Während viele in Europa sie für längst ausgerottet halten, ist sie weltweit noch immer eine der tödlichsten Pandemien. In der Romantik war sie der Inbegriff von Muse und Poesie, und in Malerei, Literatur und Musik ein beliebtes Motiv. Als “Erstgeborene der Mutter von Seuchen und Krankheit” geleitet sie den Primaten Mensch seit Urzeiten durch die Geschichte. Heute ist sie heilbar, und doch sterben noch immer Jahr für Jahr über eine Millionen Menschen weltweit* an ihr. Ihre gesellschaftliche Wahrnehmung hat sich im Laufe der Epochen grundlegend verändert: von der verherrlichten, romantischen Malaise der Poeten der Bohème, über den leidvollen Proletariertod der Industriewende, zur asozialen Krankheit der Aussätzigen während des Nationalsozialismus. Heute wird sie als die öffentlich kaum beachtete Krankheit der Randgruppen, Abhängigen und Mittellosen angesehen. Die Rede ist von Tuberkulose. Die eigene Erfahrung des Körpers als Zuhause für Pathogene fließt in diesen autobiographischen Performance-Text mit ein, während eine Brücke zwischen präziser Selbstbeobachtung und dem globalen, historischen und literarischen Außen geschlagen wird.

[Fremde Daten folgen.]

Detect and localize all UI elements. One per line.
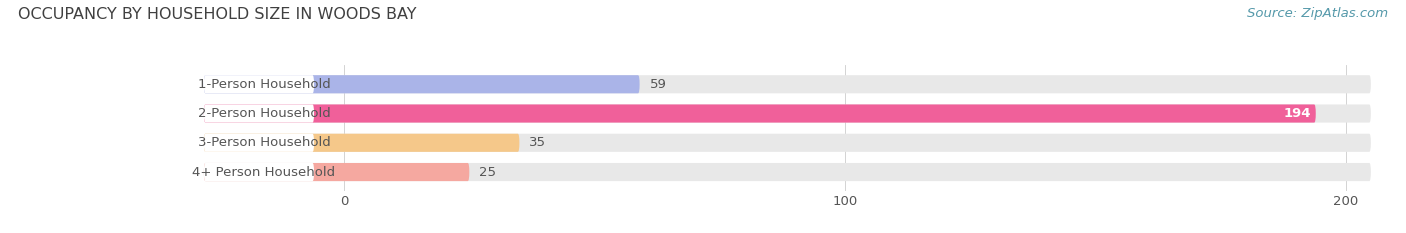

Während meine Flügel durchbohrt sind wie von Motten mit dem, was sie die Erstgeborene der Mutter von Seuche und Krankheit nennen, durch das, was ich die Ansteckungsgefahr vom Herzen her nenne, spüre ich Entmaterialisierung. Das Gewebe, die Materie, die sie verbraucht haben, kommt nie mehr zurück. Wo ist sie hin? Sie lassen nur Schatten. Was nun längliche Spinnengewebslöcher sind zieht sich in aufgelegte, gezeichnete Narben zurück, und dunkelt auf dem Innenportrait als schwarze Risse nach – ein Knacks, gewachsen aus Schattenlöchern.

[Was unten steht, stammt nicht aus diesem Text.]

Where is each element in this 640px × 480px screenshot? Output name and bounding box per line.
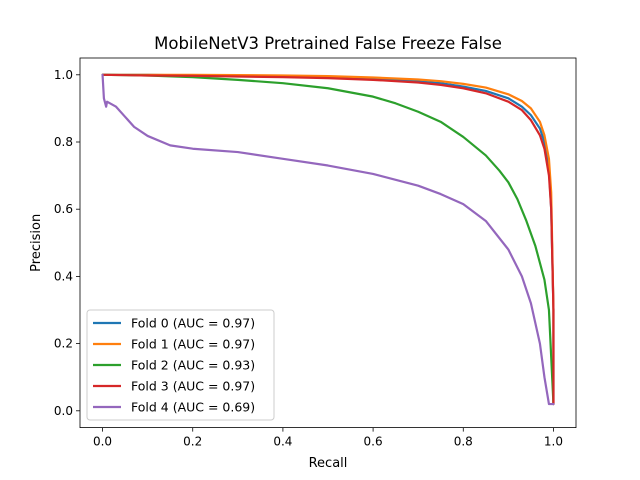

In diese Löcher fällt man vom Rand her, von Rändern an denen es Hoffnung nicht gibt. Von Rändern, an denen man flüchtet und verliert, Ränder jeder Zeit, von Rändern der Ordnung in Unordnung, aus Subversion und Rebellion fällt man hinein. Von Rändern, wo man das Zuhause nicht kennt. Und auch Ränder, die wir nicht kommen sahen, Ränder, von denen wir nicht einmal wussten, wo sie sind. Aber wo Ränder sind, da ist auch ein Zentrum, und selbst von dort fällt man hinein. Sie kamen als Preis des Kapitalismus, für die Ausbeutung von Arbeit. Sie bleiben als Preis für dessen Träume, die wir noch immer verfolgen. Natur gibt uns Anleitung über Krankheit als Bedrohung der sozialen Ordnung.

 

* WHO World Health Organization Fact Sheet 2019 (as of October 2020)

"Die Schwindsucht bleibt eine 'soziale Krankheit', sie ist zur 'Krankheit der Randgruppen' geworden. Das macht es eher unwahrscheinlich, dass die Schwindsucht noch einmal zum literarischen oder künstlerischen Sujet wird."

Ulrike Moser, Schwindsucht - Eine andere deutsche Gesellschaftsgeschichte, S. 228

Wir danken Frau Dr. Bock-Hensley und dem Deutschen Tuberkulose-Archiv Heidelberg für die wertvolle Unterstützung.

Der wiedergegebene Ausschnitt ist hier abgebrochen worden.